MDG: In private or if it's just Alastair and me playing, I am able to relax and just get into the sound - and it can be amazingly beautiful when you walk along the wire and listen to the sound travel and bounce around the space. It heightens my sense of hearing, even more so when we are in darkness. While performing in front of an audience I am so excited and desperate to make the wire play or sound well that it is often difficult for me to fully enjoy myself for the entire performance. I can and have approached the wires in a variety of states - sad, ecstatic, numb - so I am able to play the wires in any condition and make it work. Oh, I never have played the wires intoxicated, that would be a challenge. I think one would need to have his or dexterity to make the wires sound well.
 

PSF: Matt, are your current projects?

MDG: I've been working on my artificial viol consort piece for about a year now, and it is still in the conceptual stage. Artificial because I will multi-track a tenor viol creating a consort. The piece in scored for tenor guitar and percussion, too. I have a great passion for renaissance music, especially viol consort music from England by composers such as Tobias Hume, William Lawes and Christopher Tye. There are two components, well three, in consort music that make it so delicious to me. First, the sound of the viol. Derived from the lute, it is essentially a bowed guitar; and the violist may perform chordal passages, unlike the violin, viola and cello, which can only play double stops. There exists a beautiful swelling of sound from the viol that I liken to a long wire. The chordal playing is an important sound to my piece. English consort music is polyphonic. Each viol plays an independent line of music while creating a general sustain - not unlike NY minimalist music from the late 60's - that has a beautiful melancholy feel mostly due to the inherent timbre of the viol. The music stays interesting after subsequent listens due to the amount of sound happening - it's impossible to process everything that is happening in one sitting. The music in melancholic. England was concerned with madness, depression and invasion from its neighbors during the 16th and 17th centuries, an interesting context for creating music. The feeling of the viol and music at that time in general seemed to serve as medicine for the weary. But I must admit my piece doesn't sound too much like renaissance music, I have just borrowed a few devices.

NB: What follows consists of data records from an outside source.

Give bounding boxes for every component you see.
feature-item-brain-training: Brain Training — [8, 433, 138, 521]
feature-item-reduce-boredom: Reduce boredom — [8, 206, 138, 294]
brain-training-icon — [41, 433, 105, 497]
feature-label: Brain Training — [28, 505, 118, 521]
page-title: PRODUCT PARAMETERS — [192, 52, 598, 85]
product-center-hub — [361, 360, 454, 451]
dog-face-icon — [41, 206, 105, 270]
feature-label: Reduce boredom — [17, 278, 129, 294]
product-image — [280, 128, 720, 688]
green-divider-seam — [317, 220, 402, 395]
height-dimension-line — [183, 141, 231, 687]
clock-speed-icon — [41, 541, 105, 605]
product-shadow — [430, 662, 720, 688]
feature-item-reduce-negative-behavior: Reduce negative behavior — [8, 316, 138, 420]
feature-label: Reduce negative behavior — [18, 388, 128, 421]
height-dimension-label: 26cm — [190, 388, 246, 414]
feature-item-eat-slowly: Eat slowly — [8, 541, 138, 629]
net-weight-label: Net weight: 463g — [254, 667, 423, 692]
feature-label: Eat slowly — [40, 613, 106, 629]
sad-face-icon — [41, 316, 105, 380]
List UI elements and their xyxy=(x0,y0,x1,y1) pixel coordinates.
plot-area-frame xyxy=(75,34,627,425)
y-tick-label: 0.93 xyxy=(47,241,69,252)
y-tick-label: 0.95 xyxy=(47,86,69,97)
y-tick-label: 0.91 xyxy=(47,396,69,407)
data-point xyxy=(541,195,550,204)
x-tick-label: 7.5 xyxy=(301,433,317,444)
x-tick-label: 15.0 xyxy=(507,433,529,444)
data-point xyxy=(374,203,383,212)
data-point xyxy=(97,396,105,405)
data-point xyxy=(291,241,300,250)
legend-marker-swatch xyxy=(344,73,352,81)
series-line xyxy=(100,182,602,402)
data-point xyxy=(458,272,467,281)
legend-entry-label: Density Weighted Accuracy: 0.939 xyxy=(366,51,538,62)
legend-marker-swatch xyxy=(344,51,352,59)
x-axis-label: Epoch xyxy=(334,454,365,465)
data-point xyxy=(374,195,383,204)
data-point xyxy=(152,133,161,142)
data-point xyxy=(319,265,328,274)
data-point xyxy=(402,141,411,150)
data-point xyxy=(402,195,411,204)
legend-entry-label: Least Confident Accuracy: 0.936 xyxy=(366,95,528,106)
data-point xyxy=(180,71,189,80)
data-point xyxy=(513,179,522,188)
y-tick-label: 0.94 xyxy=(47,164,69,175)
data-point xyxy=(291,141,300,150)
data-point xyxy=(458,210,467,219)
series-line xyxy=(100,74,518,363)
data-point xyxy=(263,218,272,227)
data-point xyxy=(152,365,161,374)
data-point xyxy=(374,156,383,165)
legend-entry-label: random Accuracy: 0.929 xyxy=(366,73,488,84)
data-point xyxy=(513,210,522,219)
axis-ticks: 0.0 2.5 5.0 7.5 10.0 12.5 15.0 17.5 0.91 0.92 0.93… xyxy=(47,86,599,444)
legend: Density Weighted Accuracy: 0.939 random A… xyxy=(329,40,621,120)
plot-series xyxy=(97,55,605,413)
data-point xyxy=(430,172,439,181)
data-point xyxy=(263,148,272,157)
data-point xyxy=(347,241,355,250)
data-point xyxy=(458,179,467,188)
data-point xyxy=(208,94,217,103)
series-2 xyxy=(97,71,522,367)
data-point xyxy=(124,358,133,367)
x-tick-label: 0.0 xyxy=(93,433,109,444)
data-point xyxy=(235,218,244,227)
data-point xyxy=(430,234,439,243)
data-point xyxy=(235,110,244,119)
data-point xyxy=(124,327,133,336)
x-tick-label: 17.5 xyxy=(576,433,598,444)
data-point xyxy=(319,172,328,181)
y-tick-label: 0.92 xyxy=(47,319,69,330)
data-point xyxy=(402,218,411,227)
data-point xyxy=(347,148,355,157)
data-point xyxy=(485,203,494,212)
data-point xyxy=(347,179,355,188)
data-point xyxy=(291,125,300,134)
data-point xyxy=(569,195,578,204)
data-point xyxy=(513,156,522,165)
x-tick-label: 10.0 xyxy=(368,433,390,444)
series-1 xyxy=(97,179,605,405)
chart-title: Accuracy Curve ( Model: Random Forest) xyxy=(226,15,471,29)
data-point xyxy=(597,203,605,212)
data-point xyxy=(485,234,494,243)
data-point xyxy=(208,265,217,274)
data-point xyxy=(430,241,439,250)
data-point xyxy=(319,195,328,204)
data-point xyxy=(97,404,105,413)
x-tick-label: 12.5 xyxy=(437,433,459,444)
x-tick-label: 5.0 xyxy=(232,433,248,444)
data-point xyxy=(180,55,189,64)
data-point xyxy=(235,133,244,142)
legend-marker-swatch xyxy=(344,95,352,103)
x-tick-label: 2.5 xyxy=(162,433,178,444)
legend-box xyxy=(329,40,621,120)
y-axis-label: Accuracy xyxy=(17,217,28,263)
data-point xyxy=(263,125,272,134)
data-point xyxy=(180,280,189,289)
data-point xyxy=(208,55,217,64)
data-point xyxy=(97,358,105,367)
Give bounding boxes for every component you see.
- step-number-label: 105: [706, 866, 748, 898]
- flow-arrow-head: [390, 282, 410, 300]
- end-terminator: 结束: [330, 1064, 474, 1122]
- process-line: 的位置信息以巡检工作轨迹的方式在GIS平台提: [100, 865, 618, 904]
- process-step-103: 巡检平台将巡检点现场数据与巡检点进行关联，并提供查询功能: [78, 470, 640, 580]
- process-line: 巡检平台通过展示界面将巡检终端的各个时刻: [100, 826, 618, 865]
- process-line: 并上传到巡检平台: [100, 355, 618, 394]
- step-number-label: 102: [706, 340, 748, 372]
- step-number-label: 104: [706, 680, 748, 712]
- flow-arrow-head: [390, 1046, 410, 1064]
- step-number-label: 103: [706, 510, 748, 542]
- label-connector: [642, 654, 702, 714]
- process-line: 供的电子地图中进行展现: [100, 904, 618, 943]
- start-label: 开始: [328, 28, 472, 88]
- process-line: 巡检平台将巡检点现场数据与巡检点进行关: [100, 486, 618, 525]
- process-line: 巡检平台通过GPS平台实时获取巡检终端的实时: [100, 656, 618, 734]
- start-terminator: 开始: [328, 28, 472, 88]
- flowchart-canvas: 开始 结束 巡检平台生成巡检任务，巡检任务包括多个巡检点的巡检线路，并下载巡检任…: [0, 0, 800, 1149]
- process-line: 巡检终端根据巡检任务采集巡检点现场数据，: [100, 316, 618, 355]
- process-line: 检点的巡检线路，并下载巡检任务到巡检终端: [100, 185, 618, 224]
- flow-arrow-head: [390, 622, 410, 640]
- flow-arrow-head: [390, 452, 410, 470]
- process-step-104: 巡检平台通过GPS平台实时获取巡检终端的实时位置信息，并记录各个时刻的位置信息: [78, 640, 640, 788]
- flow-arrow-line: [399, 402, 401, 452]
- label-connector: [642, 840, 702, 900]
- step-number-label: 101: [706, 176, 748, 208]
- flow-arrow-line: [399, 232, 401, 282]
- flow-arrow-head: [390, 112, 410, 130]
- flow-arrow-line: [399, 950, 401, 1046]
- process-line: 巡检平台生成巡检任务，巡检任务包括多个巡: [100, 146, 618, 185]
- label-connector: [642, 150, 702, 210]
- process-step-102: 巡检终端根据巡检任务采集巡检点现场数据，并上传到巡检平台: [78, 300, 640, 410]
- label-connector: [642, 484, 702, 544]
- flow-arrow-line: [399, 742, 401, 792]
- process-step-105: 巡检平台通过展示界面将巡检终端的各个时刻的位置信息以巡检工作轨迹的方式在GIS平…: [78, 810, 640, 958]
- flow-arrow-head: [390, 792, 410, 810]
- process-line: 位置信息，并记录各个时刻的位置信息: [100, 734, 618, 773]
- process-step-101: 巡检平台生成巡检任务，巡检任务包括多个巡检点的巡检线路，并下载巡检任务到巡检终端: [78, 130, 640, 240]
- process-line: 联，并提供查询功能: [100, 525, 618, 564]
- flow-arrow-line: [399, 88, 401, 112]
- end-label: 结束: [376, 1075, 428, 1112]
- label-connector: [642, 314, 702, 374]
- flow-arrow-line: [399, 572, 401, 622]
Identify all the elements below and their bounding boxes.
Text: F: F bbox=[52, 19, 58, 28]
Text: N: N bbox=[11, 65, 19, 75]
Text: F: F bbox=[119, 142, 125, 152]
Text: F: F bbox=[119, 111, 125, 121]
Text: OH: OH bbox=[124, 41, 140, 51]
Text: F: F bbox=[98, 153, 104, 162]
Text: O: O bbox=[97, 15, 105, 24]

 My other piece that I have recently developed involves helium balloons - balloon music! I have attached 12 small walkmans with speakers to 12 helium balloons that play changing polyphonic music when they move in a space; a shopping mall, gallery, or chapel. A small fan aids the movement of the balloons. It's a tape piece that involves inviting other artists to make sound/music for the balloons. It's a process piece that way. I don't have anything commercially available; Alastair was the impetus for making my private work public.